Following journalist Mat Honan's AppleID, Amazon, and Twitter account hacking incidents, Apple immediately took measures to rectify its internal policies and stopped processing AppleID password changes requested over the phone.
Apple released a statement to Wired saying that a full investigation of the incident will be conducted and has also acknowledged that its "own internal policies were not followed completely."
Wired, citing an anonymous Apple employee "with knowledge of the situation", reported that the Cupertino tech giant has blocked the over-the-phone password policy for at least 24 hours so that the company can determine the changes that are required to be introduced in the system.

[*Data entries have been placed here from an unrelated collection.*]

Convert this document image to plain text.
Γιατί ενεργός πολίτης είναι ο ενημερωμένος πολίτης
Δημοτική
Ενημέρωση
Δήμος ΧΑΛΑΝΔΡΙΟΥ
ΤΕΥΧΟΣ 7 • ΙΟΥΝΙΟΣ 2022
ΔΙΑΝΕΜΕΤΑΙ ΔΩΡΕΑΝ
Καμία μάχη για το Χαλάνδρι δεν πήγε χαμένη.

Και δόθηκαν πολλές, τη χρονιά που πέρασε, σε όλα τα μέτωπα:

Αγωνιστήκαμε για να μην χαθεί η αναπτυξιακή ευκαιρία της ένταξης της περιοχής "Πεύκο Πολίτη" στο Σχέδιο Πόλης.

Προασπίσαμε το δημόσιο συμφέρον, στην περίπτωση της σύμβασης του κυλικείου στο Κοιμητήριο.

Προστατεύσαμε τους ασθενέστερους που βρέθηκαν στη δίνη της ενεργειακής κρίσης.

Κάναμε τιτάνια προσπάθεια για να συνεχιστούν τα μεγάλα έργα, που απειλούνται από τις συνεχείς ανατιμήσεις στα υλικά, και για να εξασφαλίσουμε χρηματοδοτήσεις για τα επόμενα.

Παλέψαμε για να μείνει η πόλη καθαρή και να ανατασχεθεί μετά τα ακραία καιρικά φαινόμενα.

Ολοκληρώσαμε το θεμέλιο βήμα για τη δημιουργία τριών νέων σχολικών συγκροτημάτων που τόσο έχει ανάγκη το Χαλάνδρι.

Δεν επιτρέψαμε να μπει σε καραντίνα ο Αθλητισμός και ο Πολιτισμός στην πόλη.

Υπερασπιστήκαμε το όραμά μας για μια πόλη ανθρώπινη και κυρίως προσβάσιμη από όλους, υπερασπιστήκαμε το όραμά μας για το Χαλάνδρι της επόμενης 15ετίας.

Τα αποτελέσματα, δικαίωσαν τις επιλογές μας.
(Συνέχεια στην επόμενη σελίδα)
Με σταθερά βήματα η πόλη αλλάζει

Amazon also, reportedly, has taken a similar initiative to bring about security tightening in its customer service systems. The measure aims to stop illegitimatel access of private information including name, e-mail address, and mailing address of customers. Previously, the company's phone policy allowed hackers to use social engineering tricks to obtain information about customers.
The incident began with Mat Honan, a reporter for Wired magazine, losing his digital life when hackers took control of his Google, Gmail, and Twitter accounts taking assistance from Apple's customer support and changing his Apple ID password.
Apple employees "gave the hackers a temporary password into Honan's Apple ID, which the hackers used to wipe his iPhone, iPad and MacBook, and gain access to a number of email accounts as well as his Twitter account," Wired notes.
Honan not only lost his digital identity "in the space of one hour" but also precious photographs of his one-year old daughter.
While Honan accepted that "in many ways, this was all my fault. My accounts were daisy-chained together," he also mentioned that his unfortunate loss has also exposed the "vital security flaws in several customer service systems, most notably Apple's and Amazon's."
"In short, the very four digits that Amazon considers unimportant enough to display in the clear on the web are precisely the same ones that Apple considers secure enough to perform identity verification," Honan noted.